14
Par Kasparov le mercredi 5 janvier 2005, 15:47 - Essai(s) - Lien permanent
Elle s’était levée tard. Il faut reconnaître qu’elle pouvait se permettre de prendre son temps. Plus besoin de courir, de se presser, elle pouvait profiter du temps qui passe et donc s’accorder ces quelques minutes de sommeil supplémentaire. Elle habitait à Lille Fives, coté Caulier. Quartier riche, tranquille, exactement ce qui lui fallait. Elle vivait dans un appartement lourdement décoré : s’y croisaient plusieurs âges, plusieurs styles, dans un ensemble relevant par endroits de la cacophonie visuelle. Le lit à baldaquin d’inspiration byzantine côtoyait une coiffeuse dans le plus pur style louis XVI. Les cartes trônaient là, comme toujours. Elle tendit la main vers elles puis se ravisa : elle avait envie de sortir seule ce soir. Elle s’apprêta rapidement : pantalon noir, bustier de velours rouge sombre, escarpins assortis. Son long manteau élimé vint compléter la tenue. Un trait de noir sous les yeux, un peu de pourpre aux lèvres et elle fut dehors, direction le centre ville. Elle n’avait pas mangé depuis deux jours, et la faim lui tenaillait le ventre. Tout en marchant elle interrogeait ses papilles. De quoi avaient elles donc envie ? Italien ? Grec ? Tex-Mex ? Japonais ?
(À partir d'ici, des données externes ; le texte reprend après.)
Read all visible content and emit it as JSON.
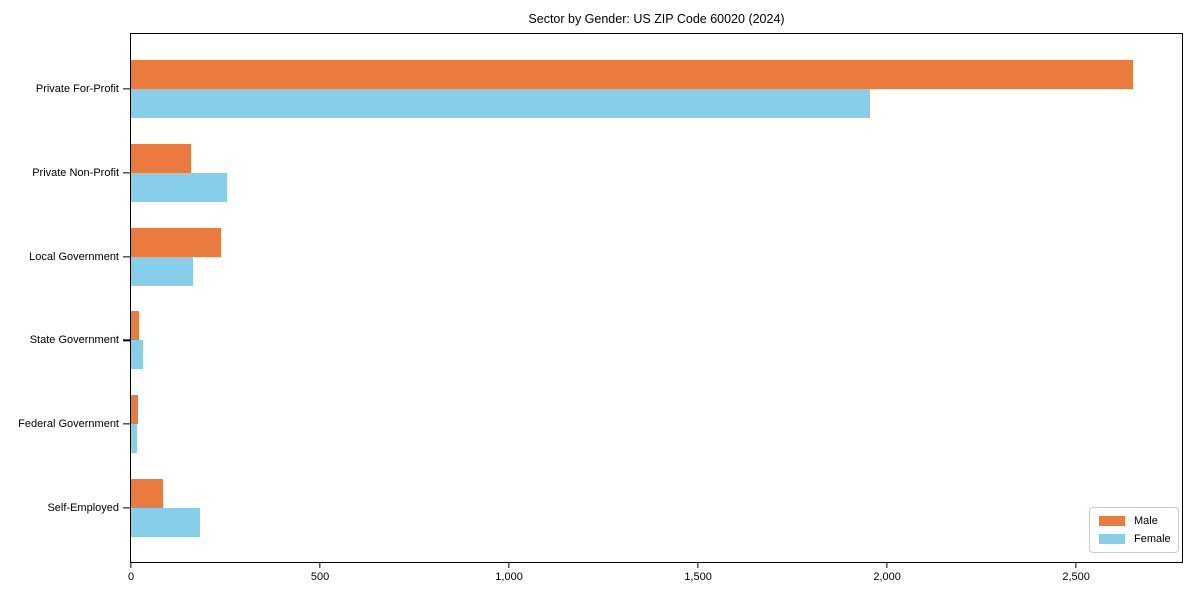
{
  "title": "Sector by Gender: US ZIP Code 60020 (2024)",
  "chart_data": {
    "type": "bar",
    "orientation": "horizontal",
    "title": "Sector by Gender: US ZIP Code 60020 (2024)",
    "categories": [
      "Private For-Profit",
      "Private Non-Profit",
      "Local Government",
      "State Government",
      "Federal Government",
      "Self-Employed"
    ],
    "series": [
      {
        "name": "Male",
        "color": "#EA7A3D",
        "values": [
          2650,
          158,
          239,
          22,
          18,
          84
        ]
      },
      {
        "name": "Female",
        "color": "#87CEEB",
        "values": [
          1955,
          255,
          165,
          33,
          15,
          182
        ]
      }
    ],
    "xlabel": "",
    "ylabel": "",
    "xlim": [
      0,
      2780
    ],
    "xticks": [
      0,
      500,
      1000,
      1500,
      2000,
      2500
    ],
    "xtick_labels": [
      "0",
      "500",
      "1,000",
      "1,500",
      "2,000",
      "2,500"
    ],
    "legend_position": "lower right",
    "grid": false
  }
}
Les saveurs étaient radicalement différentes et la finesse des plats tout autant, le choix était donc particulièrement délicat. Elle avait faim avant tout, loin d’elle l’envie de plats goûtus, elle voulait juste quelque chose pour se remplir l’estomac. Le grec sembla se désigner de lui même. Quelques instants de réflexion lui permirent d’établir que vu l’endroit où elle se trouvait, trouver un grec allait relever du miracle, mais qu’importe, elle se sentait en veine et se mit donc en quête. Une demie heure plus tard, elle errait dans les rues sur vieux Lille, et commençait à désespérer lorsque, provenant du fond d’une cour sombre, elle vit ce qu’elle cherchait. Un rapide coup d’œil lui apprit qu’elle était la seule cliente. Elle s’approcha d’un pas ferme mais discret, et empoigna son sandwich à pleines mains, juste avant d’y planter les dents.
Le téléphone tomba sur le sol, une voix féminine s’exprima en grec quelques instants, puis fut recouverte par le corps de l’infortuné, qui s’effondra, exsangue.
Elle observa les fenêtres pour s’assurer de l’absence de témoins, et s’en fut tranquillement par là où elle était arrivée.
Commentaires
grrrrr :D
Quoi ?
Qu'est ce que j'ai fait encore ?
rien !
ca me plait :)
si je peux me permettre.. ça tourne un peu en rond dans le sens où si l'on a déjà lu quelques uns de tes "essais" on n'a véritablement aucune surprise en arrivant à la fin du texte.. C'est un peu trop redondant même si évidemment j'apprécie le style.
Il faut noter que les numéro se suivent dans la mesure où c'est une histoire... il donc "normal" que ça tourne un peu en rond, vu que c'est la même chose... ;)
Enfin je trouve.
alors dans ce cas là pourquoi ne pas faire une rubrique essai? ce serait quand même plus aisé pour nous chers lecteurs à chaque fois impatient d'une nouvelle production kasparovienne.. Peut être y'en a-t-il une et dans ce cas là elle m'a vraiment échappée.. Soit je suis effectivement bigleuse et ça ne me surprendrait pas outre mesure!
Alors où qu'elle est la rubrique?
Je suis surement naïve ou un peu bête, mais moi je me fais avoir à tous les coups !
Euh.
Oué.
Bon le tri par rubrique est passé à la trappe lors du dernier relooking.
J'avoue.
J'ai honte.
Shame on you
et j'espère que tu sauras remédier à cettre grave lacune!